Heri hebi io, Nicodemo, una vostra deli mali modi tiene el .. duca de Savoya. Questa matina ne habiamo un’altra de 4, Bocacino et io, quale monstramo a Cosimo. A luy pare non sia da intrare in guerra cum luy, se già non vi pare essere certo haverne […] guadagnare altro che la salveza deli vostri adherenti. Ala parte del re Renato gli pare habiate risposto bene et che debiate governarvi cum soa mayestà et cum Raghona cum una bona mediocrità, finché vediate dove termina questa benedeta Zenoa, et questo dice perché, essendo noy vescovo et Nicodemo per cavalcare questa matina, vene ad noy Bocacino cum dicta lettera vostra et già per la città erano più lettere da Pisa ch’el .. duca de Calabria era intrato ali 3 del presente in Zenoa cum 12 nave et altre ghalee et fuste et preso el dominio per lo re de Franza, il perché subito andamo, miser Angelo et noy, ad Cosimo, per intendere de suo parere, prestitim circa al’andare de me, vescovo, a Napoli, et alhora ce fece dicte risposte et subgionse che non seria altro che bene dare la illustrissima madona Hypolita al duca de Calabria o al figliolo, se obtenissero Zenoa, presertim vedendo le stranieze de Ragona, et ch’el cardinale d’Avignone glia havia dicto, como per altra n’avisay, che francesi per omne modo desideravano reintegrarsi cum vostra celsitudine et cum quella strengersi per omne modo.
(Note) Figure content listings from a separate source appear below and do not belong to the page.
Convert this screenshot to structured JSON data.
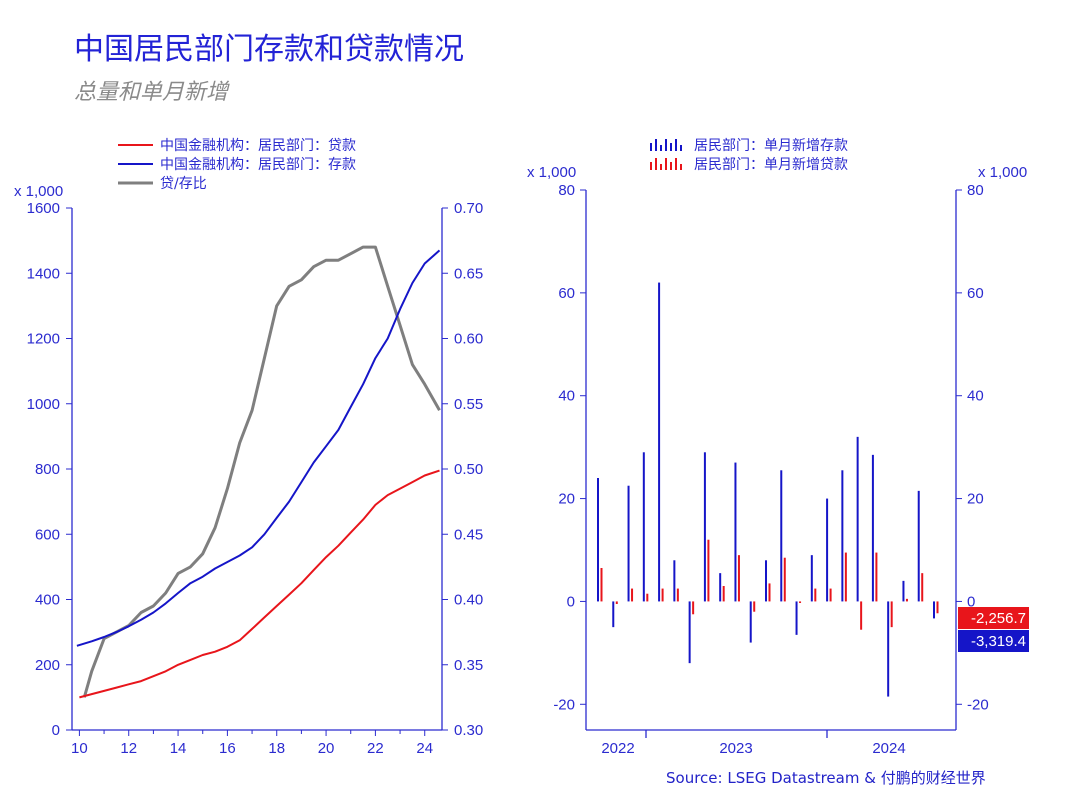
{
  "title": "中国居民部门存款和贷款情况",
  "subtitle": "总量和单月新增",
  "source": "Source: LSEG Datastream & 付鹏的财经世界",
  "colors": {
    "loan": "#e8151b",
    "deposit": "#1515c8",
    "ratio": "#7f7f7f",
    "axis": "#2b2bcf"
  },
  "chart_data": [
    {
      "type": "line",
      "legend_position": "top",
      "left_unit": "x 1,000",
      "left_axis": {
        "ylim": [
          0,
          1600
        ],
        "ticks": [
          0,
          200,
          400,
          600,
          800,
          1000,
          1200,
          1400,
          1600
        ]
      },
      "right_axis": {
        "ylim": [
          0.3,
          0.7
        ],
        "ticks": [
          "0.30",
          "0.35",
          "0.40",
          "0.45",
          "0.50",
          "0.55",
          "0.60",
          "0.65",
          "0.70"
        ]
      },
      "x_axis": {
        "xlim": [
          9.7,
          24.7
        ],
        "ticks": [
          "10",
          "12",
          "14",
          "16",
          "18",
          "20",
          "22",
          "24"
        ]
      },
      "series": [
        {
          "name": "中国金融机构：居民部门：贷款",
          "axis": "left",
          "color": "#e8151b",
          "x": [
            10,
            10.5,
            11,
            11.5,
            12,
            12.5,
            13,
            13.5,
            14,
            14.5,
            15,
            15.5,
            16,
            16.5,
            17,
            17.5,
            18,
            18.5,
            19,
            19.5,
            20,
            20.5,
            21,
            21.5,
            22,
            22.5,
            23,
            23.5,
            24,
            24.6
          ],
          "y": [
            100,
            110,
            120,
            130,
            140,
            150,
            165,
            180,
            200,
            215,
            230,
            240,
            255,
            275,
            310,
            345,
            380,
            415,
            450,
            490,
            530,
            565,
            605,
            645,
            690,
            720,
            740,
            760,
            780,
            795
          ]
        },
        {
          "name": "中国金融机构：居民部门：存款",
          "axis": "left",
          "color": "#1515c8",
          "x": [
            9.9,
            10.5,
            11,
            11.5,
            12,
            12.5,
            13,
            13.5,
            14,
            14.5,
            15,
            15.5,
            16,
            16.5,
            17,
            17.5,
            18,
            18.5,
            19,
            19.5,
            20,
            20.5,
            21,
            21.5,
            22,
            22.5,
            23,
            23.5,
            24,
            24.6
          ],
          "y": [
            258,
            272,
            285,
            300,
            318,
            338,
            360,
            388,
            420,
            450,
            470,
            495,
            515,
            535,
            560,
            600,
            650,
            700,
            760,
            820,
            870,
            920,
            990,
            1060,
            1140,
            1200,
            1290,
            1370,
            1430,
            1470
          ]
        },
        {
          "name": "贷/存比",
          "axis": "right",
          "color": "#7f7f7f",
          "x": [
            10.2,
            10.5,
            11,
            11.5,
            12,
            12.5,
            13,
            13.5,
            14,
            14.5,
            15,
            15.5,
            16,
            16.5,
            17,
            17.5,
            18,
            18.5,
            19,
            19.5,
            20,
            20.5,
            21,
            21.5,
            22,
            22.5,
            23,
            23.5,
            24,
            24.6
          ],
          "y": [
            0.325,
            0.345,
            0.37,
            0.375,
            0.38,
            0.39,
            0.395,
            0.405,
            0.42,
            0.425,
            0.435,
            0.455,
            0.485,
            0.52,
            0.545,
            0.585,
            0.625,
            0.64,
            0.645,
            0.655,
            0.66,
            0.66,
            0.665,
            0.67,
            0.67,
            0.64,
            0.61,
            0.58,
            0.565,
            0.545
          ]
        }
      ]
    },
    {
      "type": "bar",
      "legend_position": "top",
      "left_unit": "x 1,000",
      "right_unit": "x 1,000",
      "y_axis": {
        "ylim": [
          -25,
          80
        ],
        "ticks": [
          "-20",
          "0",
          "20",
          "40",
          "60",
          "80"
        ]
      },
      "x_axis": {
        "tick_labels": [
          "2022",
          "2023",
          "2024"
        ]
      },
      "series": [
        {
          "name": "居民部门：单月新增存款",
          "color": "#1515c8",
          "values": [
            24,
            -5,
            22.5,
            29,
            62,
            8,
            -12,
            29,
            5.5,
            27,
            -8,
            8,
            25.5,
            -6.5,
            9,
            20,
            25.5,
            32,
            28.5,
            -18.5,
            4,
            21.5,
            -3.3
          ]
        },
        {
          "name": "居民部门：单月新增贷款",
          "color": "#e8151b",
          "values": [
            6.5,
            -0.5,
            2.5,
            1.5,
            2.5,
            2.5,
            -2.5,
            12,
            3,
            9,
            -2,
            3.5,
            8.5,
            -0.3,
            2.5,
            2.5,
            9.5,
            -5.5,
            9.5,
            -5,
            0.5,
            5.5,
            -2.3
          ]
        }
      ],
      "last_values": {
        "loan": "-2,256.7",
        "deposit": "-3,319.4"
      }
    }
  ]
}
Del’andare de me vescovo gli parve che andassi per omne modo, poy che la fama è, ma andassi adasio, in modo vostra sublimità me potesse avisare, parendogli altro, et che non havendo altro da vostra illustrissima signoria exequissi quanto me havete commesso col prefato Raghona, salvo che non venissi ad offerta veruna per la quale se potesse atacare ad mettervi in brighe o spesa, et che non credevate el duse s’afretasse tanto etc., et notasse bene dove soa maiestà va col pensiere, la quale deveria per certo deventare più piacevole quando francesi habino el dominio de Zenoa.
Questa città molto se realegra che Zenoa sia de francesi, non, como alias ho avisata vostra illustrissima signoria, perché credano facia per Italia né per li amici loro, ma solo per li mali modi pare loro tengha re de Ragona et che non se reservi amico veruno né extimi persona. Sempre ce recomandiamo ad vostra sublimità. Ex Florentia octavo maii 1458 hora XI, in la quale hora ce aviamo verso Siena.
Servitores episcopus muttinensis, Boccacinus et Nichodemus.